Neuroscience feels it may hold a clue to explaining how and what behaviors we deem right or wrong. Molly J. Crockett’s study (2013) discussed how individuals’ ethical judgments may be integrated via the medial prefrontal cortex (mPFC), reveal neurological thinking patterns, and direct their actions: model-based (e.g., consequentialism) or model-free (e.g., deontology).
Crockett’s discussion included this classic example: imagine a trolley heading towards five people who will die if it continues. You could push a nearby man onto the tracks to stop the train, killing one, but saving five lives. Is that ethical? A model-free evaluation leads to a deontological judgment; it would see the action of pushing the man as unethical. A model-based evaluation emphasizes the five lives saved, deeming the push ethical, in line with consequentialism.

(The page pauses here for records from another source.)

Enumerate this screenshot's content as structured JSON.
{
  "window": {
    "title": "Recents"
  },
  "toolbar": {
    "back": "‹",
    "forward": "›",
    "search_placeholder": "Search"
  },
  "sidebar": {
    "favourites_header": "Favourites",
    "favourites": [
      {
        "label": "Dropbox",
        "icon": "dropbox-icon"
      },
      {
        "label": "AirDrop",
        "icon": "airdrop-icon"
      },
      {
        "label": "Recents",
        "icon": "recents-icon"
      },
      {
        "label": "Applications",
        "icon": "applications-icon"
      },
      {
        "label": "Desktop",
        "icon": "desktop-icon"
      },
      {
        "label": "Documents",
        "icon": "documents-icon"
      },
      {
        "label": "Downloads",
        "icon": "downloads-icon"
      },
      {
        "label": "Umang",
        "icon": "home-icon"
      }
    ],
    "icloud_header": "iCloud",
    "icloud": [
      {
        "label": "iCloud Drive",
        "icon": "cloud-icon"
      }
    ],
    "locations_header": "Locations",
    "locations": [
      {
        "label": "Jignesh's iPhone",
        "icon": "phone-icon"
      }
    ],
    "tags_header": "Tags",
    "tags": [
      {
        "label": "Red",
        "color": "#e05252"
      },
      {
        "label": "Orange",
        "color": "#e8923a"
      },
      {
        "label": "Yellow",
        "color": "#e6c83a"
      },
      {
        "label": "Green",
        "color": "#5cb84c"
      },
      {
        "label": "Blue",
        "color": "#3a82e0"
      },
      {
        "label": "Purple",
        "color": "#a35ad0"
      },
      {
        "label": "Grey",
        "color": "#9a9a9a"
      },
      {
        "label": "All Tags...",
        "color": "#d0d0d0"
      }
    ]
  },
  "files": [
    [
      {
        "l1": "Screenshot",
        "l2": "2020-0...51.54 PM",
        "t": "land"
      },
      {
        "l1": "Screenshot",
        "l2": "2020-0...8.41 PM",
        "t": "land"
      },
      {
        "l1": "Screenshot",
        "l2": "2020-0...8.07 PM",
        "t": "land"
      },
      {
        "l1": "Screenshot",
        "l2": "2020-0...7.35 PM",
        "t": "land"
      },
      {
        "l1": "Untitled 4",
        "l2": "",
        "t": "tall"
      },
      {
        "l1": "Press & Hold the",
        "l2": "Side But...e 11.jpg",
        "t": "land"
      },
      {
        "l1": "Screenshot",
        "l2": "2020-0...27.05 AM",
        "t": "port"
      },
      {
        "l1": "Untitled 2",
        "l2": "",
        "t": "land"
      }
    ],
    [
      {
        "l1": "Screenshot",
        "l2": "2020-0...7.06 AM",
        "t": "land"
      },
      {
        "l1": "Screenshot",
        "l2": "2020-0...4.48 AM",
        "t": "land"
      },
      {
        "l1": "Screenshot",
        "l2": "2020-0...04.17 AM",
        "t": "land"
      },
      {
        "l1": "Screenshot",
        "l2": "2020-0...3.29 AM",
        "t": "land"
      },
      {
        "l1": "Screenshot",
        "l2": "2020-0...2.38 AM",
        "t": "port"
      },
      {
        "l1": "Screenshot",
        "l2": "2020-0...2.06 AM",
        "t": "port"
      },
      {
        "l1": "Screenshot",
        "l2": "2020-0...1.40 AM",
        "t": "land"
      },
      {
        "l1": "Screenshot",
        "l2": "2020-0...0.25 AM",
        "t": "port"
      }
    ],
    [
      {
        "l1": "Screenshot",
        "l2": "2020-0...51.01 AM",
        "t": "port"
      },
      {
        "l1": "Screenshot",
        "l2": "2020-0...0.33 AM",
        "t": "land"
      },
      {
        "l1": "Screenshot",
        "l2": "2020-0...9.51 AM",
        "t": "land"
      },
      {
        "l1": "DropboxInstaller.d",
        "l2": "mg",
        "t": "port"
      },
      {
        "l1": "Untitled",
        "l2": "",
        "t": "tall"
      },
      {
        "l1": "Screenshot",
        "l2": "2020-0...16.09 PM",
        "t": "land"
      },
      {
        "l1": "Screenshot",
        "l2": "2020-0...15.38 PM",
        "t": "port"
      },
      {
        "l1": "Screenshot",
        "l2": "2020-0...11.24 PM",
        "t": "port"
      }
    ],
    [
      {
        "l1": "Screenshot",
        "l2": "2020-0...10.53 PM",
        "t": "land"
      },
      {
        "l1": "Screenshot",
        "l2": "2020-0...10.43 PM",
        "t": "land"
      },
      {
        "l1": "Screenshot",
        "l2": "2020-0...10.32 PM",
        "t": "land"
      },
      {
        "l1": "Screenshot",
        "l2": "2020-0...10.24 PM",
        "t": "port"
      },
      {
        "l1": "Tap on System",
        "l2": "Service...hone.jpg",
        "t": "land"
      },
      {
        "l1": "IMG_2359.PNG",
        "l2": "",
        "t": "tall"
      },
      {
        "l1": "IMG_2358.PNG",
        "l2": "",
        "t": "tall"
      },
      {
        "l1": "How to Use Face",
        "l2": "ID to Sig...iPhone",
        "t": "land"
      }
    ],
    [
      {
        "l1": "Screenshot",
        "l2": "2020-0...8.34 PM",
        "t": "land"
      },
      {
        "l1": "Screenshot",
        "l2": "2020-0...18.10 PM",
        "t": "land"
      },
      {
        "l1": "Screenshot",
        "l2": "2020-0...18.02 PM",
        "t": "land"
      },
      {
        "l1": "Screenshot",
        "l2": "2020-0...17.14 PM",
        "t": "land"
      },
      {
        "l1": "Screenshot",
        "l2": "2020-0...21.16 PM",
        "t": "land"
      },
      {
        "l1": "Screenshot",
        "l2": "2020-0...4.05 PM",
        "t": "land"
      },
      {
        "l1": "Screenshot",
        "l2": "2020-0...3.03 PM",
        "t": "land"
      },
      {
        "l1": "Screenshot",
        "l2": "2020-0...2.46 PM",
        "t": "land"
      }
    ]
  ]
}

Hmmm . . . and what if you didn’t have to touch the man – just flip a switch for the same results?
Although obviously an oversimplification of complex decision-making processes, as well as of how ethical/unethical behaviors are activated (Crockett acknowledges more sophisticated, system interaction), this raises an interesting question:
In this scenario, what might your neurobiology and personal ethics system prompt you to do?